Turning the Tide of the AI Music War
American AI audio company ElevenLabs, known for their generative AI voice synthesizer, launched their AI music platform, Eleven Music, in August. Now, the company has secured numerous investments for the spinoff, including tech giant NVIDIA.

Growing Investments in AI
Previously, the music platform had announced it was in talks for licensing deals with rightsholders Kobalt and Merlin, and as early as January 2025 was valued at over $3 billion USD. This latest investment from NVIDIA falls in line with the chipmaker’s recent forays into growing AI companies, with the company also investing $100 million into OpenAI.

Legal Contrast
The investment is the latest in the war over the future of generative AI broadly as well as that of AI music platforms, many of which are in their infancy compared to image or text-generating technology.

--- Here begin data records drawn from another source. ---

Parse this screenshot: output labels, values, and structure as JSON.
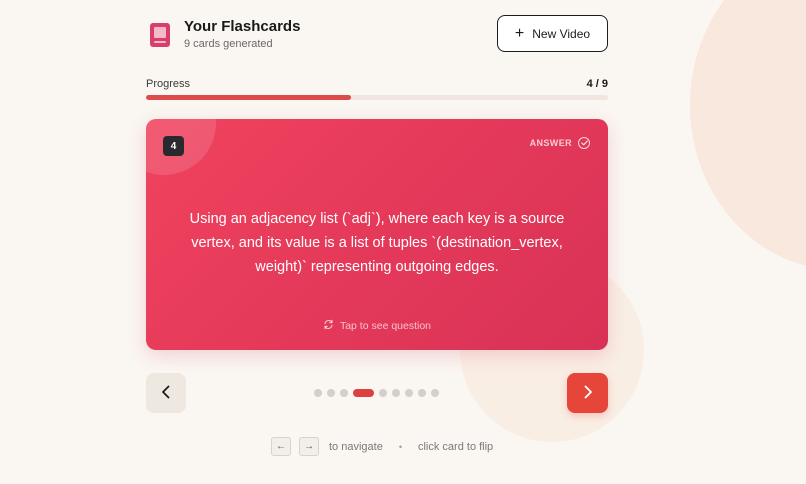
{
  "header": {
    "title": "Your Flashcards",
    "subtitle": "9 cards generated",
    "new_video_label": "New Video",
    "new_video_icon": "plus-icon"
  },
  "progress": {
    "label": "Progress",
    "count_text": "4 / 9",
    "fraction": 0.444,
    "fill_color": "#dd4a4a"
  },
  "card": {
    "number": "4",
    "side_label": "ANSWER",
    "text": "Using an adjacency list (`adj`), where each key is a source vertex, and its value is a list of tuples `(destination_vertex, weight)` representing outgoing edges.",
    "flip_hint": "Tap to see question",
    "gradient": [
      "#f0435e",
      "#d83256"
    ]
  },
  "navigation": {
    "total": 9,
    "current_index": 3,
    "prev_icon": "chevron-left-icon",
    "next_icon": "chevron-right-icon",
    "next_color": "#e6463a"
  },
  "footer": {
    "left_key": "←",
    "right_key": "→",
    "navigate_text": "to navigate",
    "separator": "•",
    "flip_text": "click card to flip"
  }
}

With copyright law and creative ethics up in the air, ElevenLabs’ approach to sourcing material to train its models stands in contrast to other audio platforms, particularly music-generating rivals Udio and Suno. ElevenLabs signed a contract and training agreement with SourceAudio to be able to obtain pre-cleared songs for training with no legal gray area, whereas Suno and Udio are currently facing lawsuits from major record labels over alleged piracy of copyrighted music.

A Long-Term Relationship
According to both ElevenLabs co-founder Matt Staniszewski and NVIDIA CEO Jensen Huang, the pair had already had a longstanding investment relationship, with the expansion into the music industry being the latest step. Besides financially supporting ElevenLabs in its earliest days of voice technology, Huang also used its features to generate voiceovers for his own speeches in other languages.